DC Metro Suspect Wanted to Attack US Troops
The Washington Post reports:
The man charged in an alleged plot to blow up Metrorail stations in Northern Virginia came to the FBI's attention because he was asking people about ways to fight American troops in Afghanistan and Pakistan, according to court records unsealed Thursday.
Farooque Ahmed, 34, of Loudoun County told undercover FBI operatives who he thought were al-Qaeda terrorists that he was ready to martyr himself in battle, the records say. He had trained himself in martial arts, use of firearms, and knife and gun tactics, according to the documents.
He offered to teach those skills to others and purchase additional firearms for jihad, the papers say.
Ahmed is charged with conspiring to support al-Qaeda in a plot to bomb Metro stations in Arlington. The plot was hatched by authorities, unknown to Ahmed.
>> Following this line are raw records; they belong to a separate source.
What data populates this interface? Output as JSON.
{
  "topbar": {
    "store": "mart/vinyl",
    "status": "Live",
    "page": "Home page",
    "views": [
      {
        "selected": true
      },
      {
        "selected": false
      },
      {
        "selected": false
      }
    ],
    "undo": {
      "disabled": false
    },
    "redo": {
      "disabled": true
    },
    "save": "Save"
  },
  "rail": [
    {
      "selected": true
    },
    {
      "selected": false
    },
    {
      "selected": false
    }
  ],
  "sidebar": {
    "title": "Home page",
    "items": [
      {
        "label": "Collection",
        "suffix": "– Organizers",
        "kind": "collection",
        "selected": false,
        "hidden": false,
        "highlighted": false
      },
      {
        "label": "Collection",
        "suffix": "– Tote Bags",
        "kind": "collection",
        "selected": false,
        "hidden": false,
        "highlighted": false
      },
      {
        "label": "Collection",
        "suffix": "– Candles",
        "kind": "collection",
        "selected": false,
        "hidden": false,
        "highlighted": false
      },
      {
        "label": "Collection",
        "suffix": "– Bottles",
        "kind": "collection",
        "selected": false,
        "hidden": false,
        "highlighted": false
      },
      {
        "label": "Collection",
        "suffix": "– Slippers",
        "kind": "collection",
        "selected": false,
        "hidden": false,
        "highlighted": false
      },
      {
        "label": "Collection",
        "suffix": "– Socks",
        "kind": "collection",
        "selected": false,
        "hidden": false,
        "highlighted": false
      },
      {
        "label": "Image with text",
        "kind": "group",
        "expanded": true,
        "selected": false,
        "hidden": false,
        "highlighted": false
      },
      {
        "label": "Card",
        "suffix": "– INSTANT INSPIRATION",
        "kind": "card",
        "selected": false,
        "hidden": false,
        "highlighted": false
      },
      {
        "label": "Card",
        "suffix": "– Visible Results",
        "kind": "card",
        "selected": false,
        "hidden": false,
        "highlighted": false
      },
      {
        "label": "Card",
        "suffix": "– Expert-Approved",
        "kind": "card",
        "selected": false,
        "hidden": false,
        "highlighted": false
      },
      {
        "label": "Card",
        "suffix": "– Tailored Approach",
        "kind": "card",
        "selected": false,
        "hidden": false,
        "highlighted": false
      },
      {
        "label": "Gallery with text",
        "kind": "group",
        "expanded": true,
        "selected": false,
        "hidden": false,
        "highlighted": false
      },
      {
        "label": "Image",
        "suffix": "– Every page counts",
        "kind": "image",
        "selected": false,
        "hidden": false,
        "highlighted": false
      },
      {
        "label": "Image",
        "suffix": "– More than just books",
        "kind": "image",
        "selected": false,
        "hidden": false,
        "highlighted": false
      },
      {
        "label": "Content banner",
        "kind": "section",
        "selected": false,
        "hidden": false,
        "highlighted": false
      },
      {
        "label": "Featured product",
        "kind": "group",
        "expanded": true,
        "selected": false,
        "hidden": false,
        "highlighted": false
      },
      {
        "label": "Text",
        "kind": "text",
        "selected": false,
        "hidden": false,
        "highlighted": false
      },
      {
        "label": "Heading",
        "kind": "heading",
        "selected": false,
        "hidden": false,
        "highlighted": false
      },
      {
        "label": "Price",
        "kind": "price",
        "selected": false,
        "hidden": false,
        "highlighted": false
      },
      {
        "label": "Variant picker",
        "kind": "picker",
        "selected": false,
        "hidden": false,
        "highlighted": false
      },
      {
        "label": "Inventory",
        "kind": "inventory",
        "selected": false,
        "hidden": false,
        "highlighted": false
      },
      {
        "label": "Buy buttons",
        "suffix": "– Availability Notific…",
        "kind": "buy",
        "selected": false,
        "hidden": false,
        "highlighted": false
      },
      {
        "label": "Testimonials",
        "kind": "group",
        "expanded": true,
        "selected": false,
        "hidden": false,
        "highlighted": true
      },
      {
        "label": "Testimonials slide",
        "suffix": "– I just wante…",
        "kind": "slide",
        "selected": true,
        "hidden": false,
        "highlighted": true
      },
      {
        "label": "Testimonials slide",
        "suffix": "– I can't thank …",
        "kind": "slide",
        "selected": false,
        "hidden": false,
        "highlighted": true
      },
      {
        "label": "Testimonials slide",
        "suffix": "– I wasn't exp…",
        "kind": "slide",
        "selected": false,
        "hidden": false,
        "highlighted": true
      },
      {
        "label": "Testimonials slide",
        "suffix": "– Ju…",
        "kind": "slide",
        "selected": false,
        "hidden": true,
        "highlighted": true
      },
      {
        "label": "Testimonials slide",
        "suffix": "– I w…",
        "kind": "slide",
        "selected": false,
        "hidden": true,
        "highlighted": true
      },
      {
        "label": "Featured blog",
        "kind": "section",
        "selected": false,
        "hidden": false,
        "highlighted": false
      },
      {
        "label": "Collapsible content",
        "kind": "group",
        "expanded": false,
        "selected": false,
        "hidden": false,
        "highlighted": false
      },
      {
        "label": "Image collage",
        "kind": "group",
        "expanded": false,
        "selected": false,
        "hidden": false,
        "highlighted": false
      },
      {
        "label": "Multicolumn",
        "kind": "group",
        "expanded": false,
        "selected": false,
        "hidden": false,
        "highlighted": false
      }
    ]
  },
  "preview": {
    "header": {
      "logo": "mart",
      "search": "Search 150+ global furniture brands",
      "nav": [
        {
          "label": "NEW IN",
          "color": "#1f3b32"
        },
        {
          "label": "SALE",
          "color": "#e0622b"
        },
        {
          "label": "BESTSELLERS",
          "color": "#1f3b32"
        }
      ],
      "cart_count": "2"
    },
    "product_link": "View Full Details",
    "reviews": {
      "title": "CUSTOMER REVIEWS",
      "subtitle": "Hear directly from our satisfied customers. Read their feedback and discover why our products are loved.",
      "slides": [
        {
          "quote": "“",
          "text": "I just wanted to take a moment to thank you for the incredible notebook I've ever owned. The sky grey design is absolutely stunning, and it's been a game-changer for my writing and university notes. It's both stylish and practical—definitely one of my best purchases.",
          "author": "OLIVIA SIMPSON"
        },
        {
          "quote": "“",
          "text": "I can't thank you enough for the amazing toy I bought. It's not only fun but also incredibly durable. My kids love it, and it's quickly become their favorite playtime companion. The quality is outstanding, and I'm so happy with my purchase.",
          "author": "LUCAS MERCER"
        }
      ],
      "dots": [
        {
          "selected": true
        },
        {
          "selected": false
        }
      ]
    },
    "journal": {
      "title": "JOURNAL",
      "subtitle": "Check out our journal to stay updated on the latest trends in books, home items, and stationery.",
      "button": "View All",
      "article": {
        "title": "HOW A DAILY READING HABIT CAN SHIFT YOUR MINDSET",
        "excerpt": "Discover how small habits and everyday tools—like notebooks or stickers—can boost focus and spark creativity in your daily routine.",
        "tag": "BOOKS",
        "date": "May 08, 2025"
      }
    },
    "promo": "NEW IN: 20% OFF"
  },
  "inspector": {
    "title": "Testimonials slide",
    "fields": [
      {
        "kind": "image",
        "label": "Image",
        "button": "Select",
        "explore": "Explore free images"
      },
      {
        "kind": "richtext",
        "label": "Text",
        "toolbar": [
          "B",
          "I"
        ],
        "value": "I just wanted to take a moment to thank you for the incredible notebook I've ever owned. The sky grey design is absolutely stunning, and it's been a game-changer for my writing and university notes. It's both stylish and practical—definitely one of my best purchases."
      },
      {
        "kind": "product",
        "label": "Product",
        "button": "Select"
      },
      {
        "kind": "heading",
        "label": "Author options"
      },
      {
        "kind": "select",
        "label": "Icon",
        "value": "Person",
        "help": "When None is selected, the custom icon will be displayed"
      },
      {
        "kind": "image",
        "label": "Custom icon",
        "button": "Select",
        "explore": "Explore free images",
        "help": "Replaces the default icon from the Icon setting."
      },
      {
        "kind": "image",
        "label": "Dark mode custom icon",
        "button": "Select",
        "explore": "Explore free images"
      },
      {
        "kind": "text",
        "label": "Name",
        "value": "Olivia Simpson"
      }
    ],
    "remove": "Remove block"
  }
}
The 12-page sworn affidavit in support of a warrant to search Ahmed's Ashburn home and bank accounts suggests that Ahmed was a major part of the plot, providing surveillance and reconnaissance and offering his opinion on how to generate the most casualties.
The affidavit, signed by FBI Special Agent Charles A. Dayoub, details a grim 10-month courtship that began in January, just two months after Army Maj. Nidal Hasan went on a shooting rampage that killed 13 soldiers and contractors at the Army base at Fort Hood, Tex., and weeks after Umar Farouk Abdulmutallab sought to blow up an airliner over Detroit .
"AHMED stated that he wanted to kill as many military personnel as possible," Dayoub wrote. He "stated that between 4:00 p.m. and 5:00 p.m. would be the best time to stage an attack to cause the highest number of casualties."